HSE internal records of the site visit show that the IPC team discovered that "not only was specialist IPC nursing input not available" by Carechoice during the outbreak but that "the nursing resource that was available was not provided in a timely manner."

The HSE site visit reports that the HSE Covid Response Team were given "incorrect information" by Carechoice Ballynoe and that these "communication deficits" to the team, "negatively impacted on the ability of the HSE to support the response to the outbreak."

Christine Brohan

Christine Brohan, whose mum Kathleen Thompson died at Ballynoe on 1 February, believes this new information revealed in the FOI documents should be a turning point in Ballynoe relatives’ long quest for answers as to why their loved ones died at the home.

"Now we have it in black and white. It's there. The proof that what we were suspecting for these two years, it's there for anyone in black and white. We've been ignored for two years. I don't think they can ignore us anymore."
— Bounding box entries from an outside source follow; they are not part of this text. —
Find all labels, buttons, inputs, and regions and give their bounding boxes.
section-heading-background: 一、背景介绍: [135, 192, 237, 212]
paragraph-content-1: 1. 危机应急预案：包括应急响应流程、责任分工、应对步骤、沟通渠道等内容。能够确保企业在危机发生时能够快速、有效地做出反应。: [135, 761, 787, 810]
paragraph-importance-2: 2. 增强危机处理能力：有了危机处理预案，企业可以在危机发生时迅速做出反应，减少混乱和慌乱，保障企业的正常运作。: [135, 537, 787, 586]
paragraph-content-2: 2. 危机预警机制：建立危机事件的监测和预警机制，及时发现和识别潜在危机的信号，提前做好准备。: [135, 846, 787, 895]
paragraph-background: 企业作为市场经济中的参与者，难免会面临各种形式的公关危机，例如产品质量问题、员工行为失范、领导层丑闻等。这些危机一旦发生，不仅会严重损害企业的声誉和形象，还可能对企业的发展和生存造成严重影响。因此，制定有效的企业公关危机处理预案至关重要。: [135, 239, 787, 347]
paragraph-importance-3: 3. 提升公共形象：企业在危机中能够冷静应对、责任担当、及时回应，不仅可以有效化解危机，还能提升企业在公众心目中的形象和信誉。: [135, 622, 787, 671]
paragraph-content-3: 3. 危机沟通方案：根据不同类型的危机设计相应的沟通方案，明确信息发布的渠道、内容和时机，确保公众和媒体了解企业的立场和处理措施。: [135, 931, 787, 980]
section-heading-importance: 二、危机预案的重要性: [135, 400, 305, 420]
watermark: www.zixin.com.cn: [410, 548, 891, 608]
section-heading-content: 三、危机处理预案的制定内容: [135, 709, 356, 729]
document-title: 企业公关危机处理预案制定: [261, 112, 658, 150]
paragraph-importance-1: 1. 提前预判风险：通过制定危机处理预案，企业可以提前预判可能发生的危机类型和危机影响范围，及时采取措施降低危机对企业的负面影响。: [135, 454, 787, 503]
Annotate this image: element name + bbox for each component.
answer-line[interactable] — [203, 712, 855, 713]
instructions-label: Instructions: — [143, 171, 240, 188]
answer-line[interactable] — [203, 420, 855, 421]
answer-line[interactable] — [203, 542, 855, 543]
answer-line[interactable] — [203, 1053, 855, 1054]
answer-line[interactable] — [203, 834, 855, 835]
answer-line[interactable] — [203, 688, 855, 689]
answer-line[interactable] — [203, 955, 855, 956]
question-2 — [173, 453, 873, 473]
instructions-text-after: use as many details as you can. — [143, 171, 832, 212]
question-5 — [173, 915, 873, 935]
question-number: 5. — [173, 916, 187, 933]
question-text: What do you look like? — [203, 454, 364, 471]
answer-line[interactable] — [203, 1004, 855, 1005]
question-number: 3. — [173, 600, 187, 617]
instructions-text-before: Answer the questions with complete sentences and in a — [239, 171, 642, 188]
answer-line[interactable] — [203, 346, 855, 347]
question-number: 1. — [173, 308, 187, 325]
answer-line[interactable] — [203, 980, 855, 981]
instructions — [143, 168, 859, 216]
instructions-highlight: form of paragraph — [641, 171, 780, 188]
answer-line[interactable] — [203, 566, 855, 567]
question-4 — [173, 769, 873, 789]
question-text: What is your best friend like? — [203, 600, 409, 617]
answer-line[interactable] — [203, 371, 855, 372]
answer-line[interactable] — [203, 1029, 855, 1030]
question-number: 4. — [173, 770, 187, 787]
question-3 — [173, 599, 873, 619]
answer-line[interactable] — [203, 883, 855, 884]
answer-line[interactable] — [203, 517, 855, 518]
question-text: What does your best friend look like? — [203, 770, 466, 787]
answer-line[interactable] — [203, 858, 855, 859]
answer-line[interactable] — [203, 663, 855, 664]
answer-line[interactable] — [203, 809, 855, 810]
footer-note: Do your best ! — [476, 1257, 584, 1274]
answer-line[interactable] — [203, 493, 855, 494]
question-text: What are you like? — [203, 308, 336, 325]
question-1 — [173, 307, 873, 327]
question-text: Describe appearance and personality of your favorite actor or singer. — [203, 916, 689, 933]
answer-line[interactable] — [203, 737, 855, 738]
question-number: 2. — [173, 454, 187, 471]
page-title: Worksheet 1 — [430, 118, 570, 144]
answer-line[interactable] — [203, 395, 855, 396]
"I keep saying – is it because they were old [that] they didn’t matter? They were going to die anyway? We are dealing with people’s lives. They did matter and they do matter. Nobody should ever have to go through something like this again."

The HSE told Prime Time that "Once we became aware of the level of deaths within the service, we took measures as soon as practicably possible within the context of what we were working through with a very large number of other centres, for a member of the IPC team to visit their centre."

HIQA also told Prime Time that it was in regular contact with the centre from the onset of the outbreak. It said that throughout the pandemic, HIQA continued to engage with CareChoice Ballynoe "to strengthen the governance and management of the centre".

CareChoice Ballynoe told Prime Time that it "acknowledges the deep loss of those who lost relatives within the outbreak in Ballynoe." While it didn’t have an on-site Infection Prevention Control practitioner, "Ballynoe had access to nurses with qualifications in IPC throughout the outbreak."

CareChoice also said that the delays in PCR test results in early January 2021 led to staff working after testing positive and that "Public health advice was to cohort those residents with Covid 19 from those residents who did not. This is the reason why residents were moved within the home."

Recent HIQA reports about Ballynoe show that it is in compliance with infection prevention and control and governance regulations.

The Government has promised a public inquiry to "learn lessons" for future pandemics, but relatives of nursing home residents who died want accountability for what happened to their loved ones, particularly at the later stages of the pandemic.

Now two years on, Sadie Allen says that a public inquiry must examine the actions of the statutory agencies, particularly in the third wave of the pandemic.

"There has to be accountability. Decisions were made by statutory agencies and authorities who have a remit to care for people and to ensure that standards of care are there. That didn't happen. So we have to find out what is it that went wrong? It needs to be independent. People made decisions that had a direct impact on lives."